Il estimait que le protocole d'accord conclu entre les parties devait s'analyser en une transaction au sens des articles 1883 et suivants du Code civil.

La banque a conclu une première fois le 7 février 2008, en sollicitant le débouté des demandes de d. AD. et à ce qu'il lui soit donné acte de ce qu'elle se réservait le droit de solliciter, à titre reconventionnel le remboursement de la somme de 36.000 euros qu'elle avait versé à d. AD. en exécution du protocole transactionnel.

Elle faisait valoir en premier lieu que suite à l'embauche de d. AD. le 30 juin 2003, un avenant au contrat de travail avait été formalisé le 8 octobre 2005, contenant notamment une clause de non-concurrence.

Elle ajoutait que sa volonté de licencier d. AD. était consécutive à son absence de volonté de collaboration, voire aux freins qu'il aurait présentés aux différents projets de développement et d'intégration informatique au Groupe SAFRA.

Elle déclarait également que, sans reconnaissance du bien-fondé de la contestation que d. AD. avait formulé auprès d'elle à l'égard de son licenciement, elle avait effectivement régularisé un protocole d'accord dans un souci d'apaisement, prévoyant notamment une indemnité de 300.125 euros, dont elle devait s'acquitter en quatre versements.

Elle soutenait que postérieurement à la signature du protocole d'accord, elle avait découvert l'existence d'un site internet, crée en 2003, par son salarié, dans le cadre duquel, sous le nom de AD. CONSULTING, il proposerait des prestations de service, essentiellement informatiques et techniques dans le domaine bancaire.

De surcroît, la banque notait que parmi les intervenants dans le cadre de ce site internet, apparaissait un dénommé p.-a. ME., ancien salarié de la banque.

Or, selon la défenderesse, le protocole contiendrait des obligations à charge de d. AD., notamment s'engager: « compte tenu de la nature des fonctions qu'il a exercées au sein de la Banque, des informations confidentielles dont il a disposé et du versement de l'indemnité susvisée » à « ne pas démarcher, faire embaucher, s'associer ou solliciter, toute personne qui faisant partie de l'effectif de la Banque au jour de son départ en qualité de salarié ou non, au sein d'une entreprise dans laquelle il serait salarié ou non, gérant, administrateur, actionnaire direct ou indirect, par personne interposée ».

Le salarié s'est engagé également « à informer expressément tout nouvel employeur ou personne qui serait concernée (notamment employeur, associé, contrepartie quelle qu'elle soit) de l'existence et du contenu de la présente clause et autorise également d'ores et déjà la Banque à procéder à une telle information dans les formes qu'elle jugera utile uniquement en cas de violation de ses obligations par Monsieur d. AD. ». Il était également mentionné : « Cette obligation cessera au 31 décembre 2007 ».
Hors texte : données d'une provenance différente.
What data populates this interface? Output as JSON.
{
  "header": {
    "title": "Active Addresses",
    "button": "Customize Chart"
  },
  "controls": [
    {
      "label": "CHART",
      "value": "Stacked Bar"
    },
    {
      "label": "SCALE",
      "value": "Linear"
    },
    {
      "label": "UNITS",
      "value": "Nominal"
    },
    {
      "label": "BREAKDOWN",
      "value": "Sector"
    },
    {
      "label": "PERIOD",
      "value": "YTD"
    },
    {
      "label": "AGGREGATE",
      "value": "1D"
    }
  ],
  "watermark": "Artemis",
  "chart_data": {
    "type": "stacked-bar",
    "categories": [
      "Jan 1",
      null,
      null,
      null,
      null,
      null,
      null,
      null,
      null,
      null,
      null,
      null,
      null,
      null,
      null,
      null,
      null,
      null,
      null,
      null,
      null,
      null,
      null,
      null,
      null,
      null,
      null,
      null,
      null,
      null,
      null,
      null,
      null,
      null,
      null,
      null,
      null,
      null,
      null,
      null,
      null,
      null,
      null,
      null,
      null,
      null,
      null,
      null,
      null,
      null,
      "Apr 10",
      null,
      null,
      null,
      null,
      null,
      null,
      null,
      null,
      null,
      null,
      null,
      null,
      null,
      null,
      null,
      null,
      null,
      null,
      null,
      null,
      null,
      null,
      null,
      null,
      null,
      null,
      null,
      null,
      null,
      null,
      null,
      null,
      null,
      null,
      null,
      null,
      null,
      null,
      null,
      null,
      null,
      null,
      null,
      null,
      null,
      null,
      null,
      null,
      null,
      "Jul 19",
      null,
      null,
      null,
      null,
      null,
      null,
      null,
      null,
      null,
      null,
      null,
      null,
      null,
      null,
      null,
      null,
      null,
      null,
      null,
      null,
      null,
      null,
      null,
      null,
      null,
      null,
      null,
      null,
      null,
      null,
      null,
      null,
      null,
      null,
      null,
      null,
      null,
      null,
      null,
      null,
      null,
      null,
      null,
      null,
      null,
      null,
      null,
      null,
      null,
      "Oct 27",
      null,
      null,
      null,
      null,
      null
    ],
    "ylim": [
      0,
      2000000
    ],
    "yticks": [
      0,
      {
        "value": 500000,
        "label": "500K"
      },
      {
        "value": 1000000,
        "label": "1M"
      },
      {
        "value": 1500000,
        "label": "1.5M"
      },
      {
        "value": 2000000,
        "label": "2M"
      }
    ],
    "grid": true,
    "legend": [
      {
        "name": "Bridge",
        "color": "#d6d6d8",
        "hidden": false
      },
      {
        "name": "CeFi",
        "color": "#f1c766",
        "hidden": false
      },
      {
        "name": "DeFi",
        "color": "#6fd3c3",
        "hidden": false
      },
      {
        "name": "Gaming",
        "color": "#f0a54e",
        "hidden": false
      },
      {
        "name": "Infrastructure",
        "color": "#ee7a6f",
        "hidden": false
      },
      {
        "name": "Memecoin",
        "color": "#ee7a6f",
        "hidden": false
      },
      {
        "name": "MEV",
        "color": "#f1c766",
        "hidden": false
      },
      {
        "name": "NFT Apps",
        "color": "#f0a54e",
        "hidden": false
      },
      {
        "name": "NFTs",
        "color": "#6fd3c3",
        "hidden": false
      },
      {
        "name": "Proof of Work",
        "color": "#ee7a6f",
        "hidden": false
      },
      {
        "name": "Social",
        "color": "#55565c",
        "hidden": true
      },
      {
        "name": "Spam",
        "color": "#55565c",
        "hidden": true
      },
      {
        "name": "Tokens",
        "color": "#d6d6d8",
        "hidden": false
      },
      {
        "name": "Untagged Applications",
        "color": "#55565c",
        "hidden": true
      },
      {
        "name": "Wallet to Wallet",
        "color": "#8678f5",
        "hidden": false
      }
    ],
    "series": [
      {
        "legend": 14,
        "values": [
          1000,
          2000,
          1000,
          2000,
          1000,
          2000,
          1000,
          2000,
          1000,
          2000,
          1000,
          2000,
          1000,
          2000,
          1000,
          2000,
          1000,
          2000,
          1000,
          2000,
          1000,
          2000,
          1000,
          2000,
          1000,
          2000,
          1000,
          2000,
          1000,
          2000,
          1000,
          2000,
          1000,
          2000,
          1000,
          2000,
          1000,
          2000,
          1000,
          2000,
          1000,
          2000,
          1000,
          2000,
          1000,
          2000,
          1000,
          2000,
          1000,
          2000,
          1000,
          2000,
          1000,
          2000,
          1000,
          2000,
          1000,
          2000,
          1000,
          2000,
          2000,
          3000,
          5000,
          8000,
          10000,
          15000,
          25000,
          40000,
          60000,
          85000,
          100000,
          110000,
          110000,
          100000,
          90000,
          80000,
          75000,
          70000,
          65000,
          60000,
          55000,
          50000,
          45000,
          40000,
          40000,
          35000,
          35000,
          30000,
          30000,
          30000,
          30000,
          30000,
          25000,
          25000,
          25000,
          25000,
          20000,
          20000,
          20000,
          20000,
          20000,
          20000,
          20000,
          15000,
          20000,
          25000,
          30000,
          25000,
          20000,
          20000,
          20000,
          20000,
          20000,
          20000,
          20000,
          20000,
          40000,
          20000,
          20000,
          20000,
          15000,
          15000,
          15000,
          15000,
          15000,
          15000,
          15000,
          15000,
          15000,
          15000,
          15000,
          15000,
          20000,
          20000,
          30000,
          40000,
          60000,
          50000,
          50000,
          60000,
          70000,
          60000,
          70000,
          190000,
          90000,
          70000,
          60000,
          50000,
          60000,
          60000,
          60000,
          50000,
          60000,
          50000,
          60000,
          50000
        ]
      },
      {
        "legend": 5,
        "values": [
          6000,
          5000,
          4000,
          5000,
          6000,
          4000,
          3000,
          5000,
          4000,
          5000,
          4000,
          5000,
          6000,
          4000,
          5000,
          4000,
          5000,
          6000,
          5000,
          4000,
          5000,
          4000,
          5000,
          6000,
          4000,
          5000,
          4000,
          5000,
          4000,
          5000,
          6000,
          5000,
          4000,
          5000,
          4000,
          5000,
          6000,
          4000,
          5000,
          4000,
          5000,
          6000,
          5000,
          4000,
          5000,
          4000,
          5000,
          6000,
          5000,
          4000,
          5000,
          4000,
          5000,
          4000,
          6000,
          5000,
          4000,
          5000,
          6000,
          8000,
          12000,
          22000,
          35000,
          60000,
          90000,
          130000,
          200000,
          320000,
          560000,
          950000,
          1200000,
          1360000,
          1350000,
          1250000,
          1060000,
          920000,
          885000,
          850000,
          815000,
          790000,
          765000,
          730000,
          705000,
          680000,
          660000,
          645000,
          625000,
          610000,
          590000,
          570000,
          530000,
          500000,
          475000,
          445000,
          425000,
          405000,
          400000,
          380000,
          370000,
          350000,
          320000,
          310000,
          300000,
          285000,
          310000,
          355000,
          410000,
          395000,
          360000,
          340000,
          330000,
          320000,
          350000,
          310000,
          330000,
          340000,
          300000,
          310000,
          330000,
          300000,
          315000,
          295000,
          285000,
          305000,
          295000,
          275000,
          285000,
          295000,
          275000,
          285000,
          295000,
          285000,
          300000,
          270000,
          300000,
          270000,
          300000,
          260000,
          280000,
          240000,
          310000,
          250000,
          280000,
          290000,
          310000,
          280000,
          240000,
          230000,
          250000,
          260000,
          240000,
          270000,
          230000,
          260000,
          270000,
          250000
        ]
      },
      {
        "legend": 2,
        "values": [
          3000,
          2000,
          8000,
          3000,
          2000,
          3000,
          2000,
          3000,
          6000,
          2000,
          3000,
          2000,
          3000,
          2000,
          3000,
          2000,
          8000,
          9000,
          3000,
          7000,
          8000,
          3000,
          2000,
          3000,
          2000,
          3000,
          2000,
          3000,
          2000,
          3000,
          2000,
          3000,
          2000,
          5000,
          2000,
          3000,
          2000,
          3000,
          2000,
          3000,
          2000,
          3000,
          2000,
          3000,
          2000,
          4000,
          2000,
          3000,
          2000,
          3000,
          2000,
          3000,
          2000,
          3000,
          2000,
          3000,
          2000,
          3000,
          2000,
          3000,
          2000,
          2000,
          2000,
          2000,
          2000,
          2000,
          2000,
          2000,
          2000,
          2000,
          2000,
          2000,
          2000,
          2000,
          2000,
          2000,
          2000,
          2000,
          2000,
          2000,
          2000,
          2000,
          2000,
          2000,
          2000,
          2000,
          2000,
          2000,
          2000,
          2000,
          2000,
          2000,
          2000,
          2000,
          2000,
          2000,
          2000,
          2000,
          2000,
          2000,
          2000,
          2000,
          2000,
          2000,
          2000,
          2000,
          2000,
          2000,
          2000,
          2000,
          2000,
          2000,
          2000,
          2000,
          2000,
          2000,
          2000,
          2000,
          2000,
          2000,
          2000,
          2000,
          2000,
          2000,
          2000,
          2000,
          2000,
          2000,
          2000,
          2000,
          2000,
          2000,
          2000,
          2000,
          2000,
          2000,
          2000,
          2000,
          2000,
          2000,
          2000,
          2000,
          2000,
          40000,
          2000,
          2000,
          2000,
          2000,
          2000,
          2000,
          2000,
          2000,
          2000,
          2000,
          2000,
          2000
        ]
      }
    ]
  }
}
Selon la défenderesse, le comportement de d. AD. caractériserait un manquement à ses obligations sus-décrites, si bien que cette inexécution fautive du protocole d'accord permettrait à la défenderesse de se prévaloir valablement d'une exception d'inexécution.
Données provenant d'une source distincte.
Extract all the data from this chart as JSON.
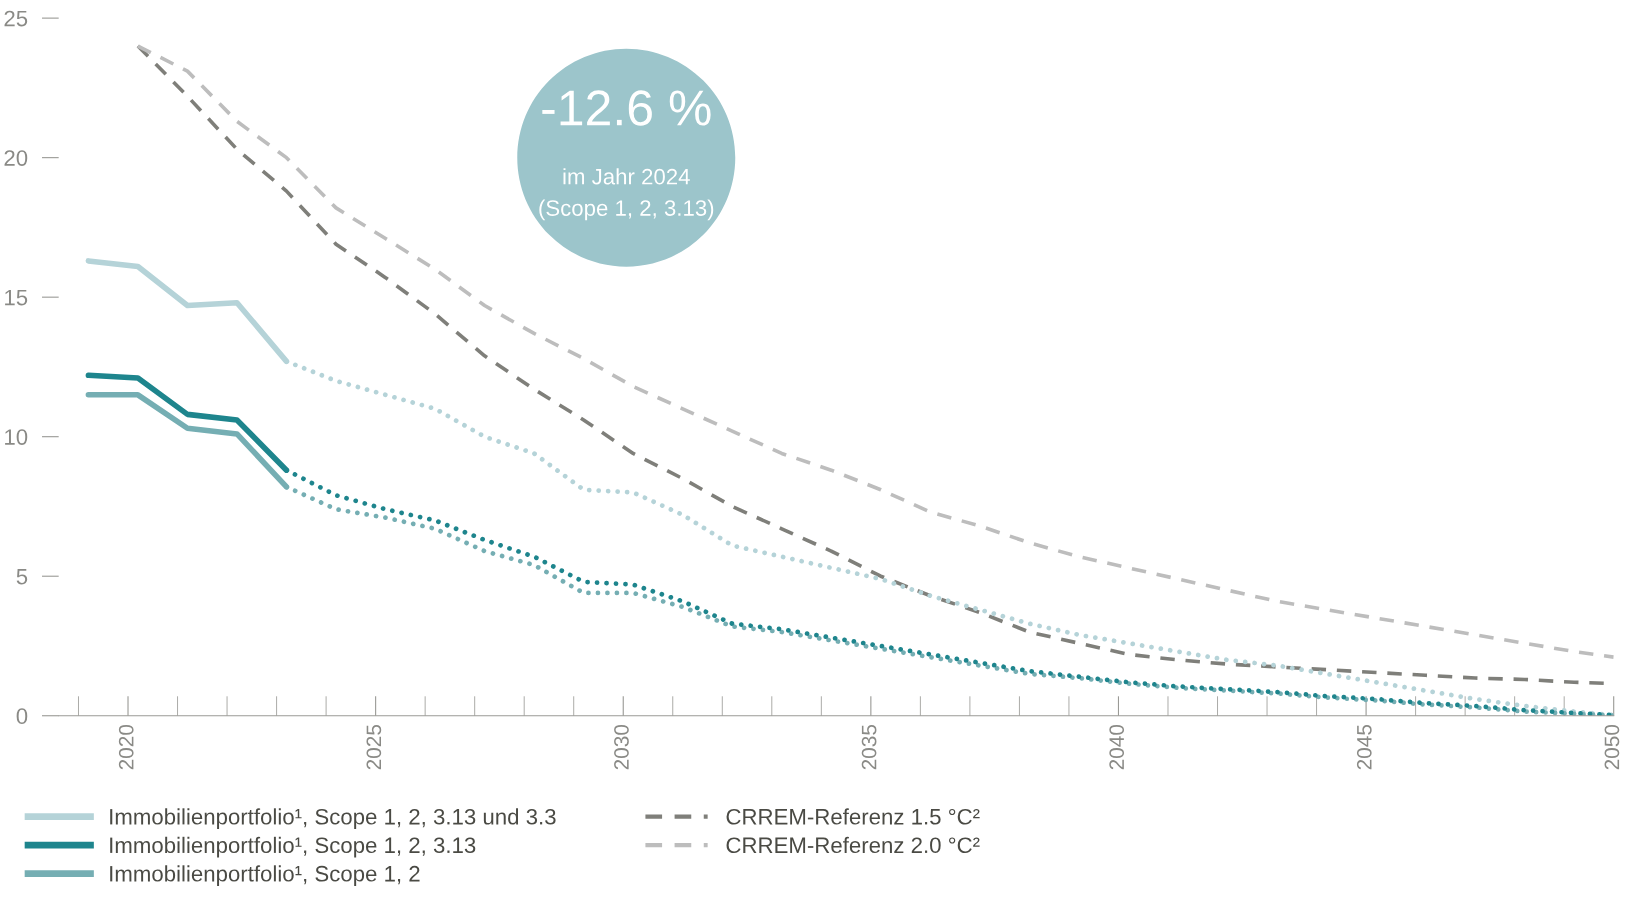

d. AD. a conclu par la suite les 5 juin 2008, 5 mars 2009 et 8 octobre 2010. Il fait valoir :

* que la quatrième échéance de versement de l'indemnité de 300.125 euros n'avait pas été honorée,

* que s'agissant de la clause de non-concurrence contenue dans l'avenant au contrat de travail du 8 octobre 2005, celle-ci ne devait s'appliquer qu'à partir du 1er janvier 2009 et qu'en tout état de cause ledit avenant n'avait plus aucune valeur, comme indiqué au sein du protocole d'accord du 22 décembre 2006,

* que la société AD. CONSULTING, SARL de droit français, avait effectivement été crée en 2003, antérieurement à son embauche par la Banque du Gothard, devenue la SAM BANQUE J SAFRA, et qu'elle était et se trouvait encore à ce jour gérée par son épouse, ancienne inspectrice de banque ayant assuré des fonctions d'organisation et d'audit. Il ajoutait que son employeur était parfaitement au courant de ces éléments, notamment sa participation à hauteur de 51% dans le capital social, de même que la Banque de France puisqu'il avait renseigné un formulaire de responsable-dirigeant,

* que la société, gérée par son épouse, n'aurait réalisé que des résultats nets annuels décroissants, de 69.000 euros en 2003 à 7.000 euros en 2006 et que ce n'est qu'au moment de son licenciement qu'il avait « décidé de relancer l'activité de la société, alors en sommeil » (sic) devant se mobiliser pour retrouver une source de revenus pour faire vivre sa famille.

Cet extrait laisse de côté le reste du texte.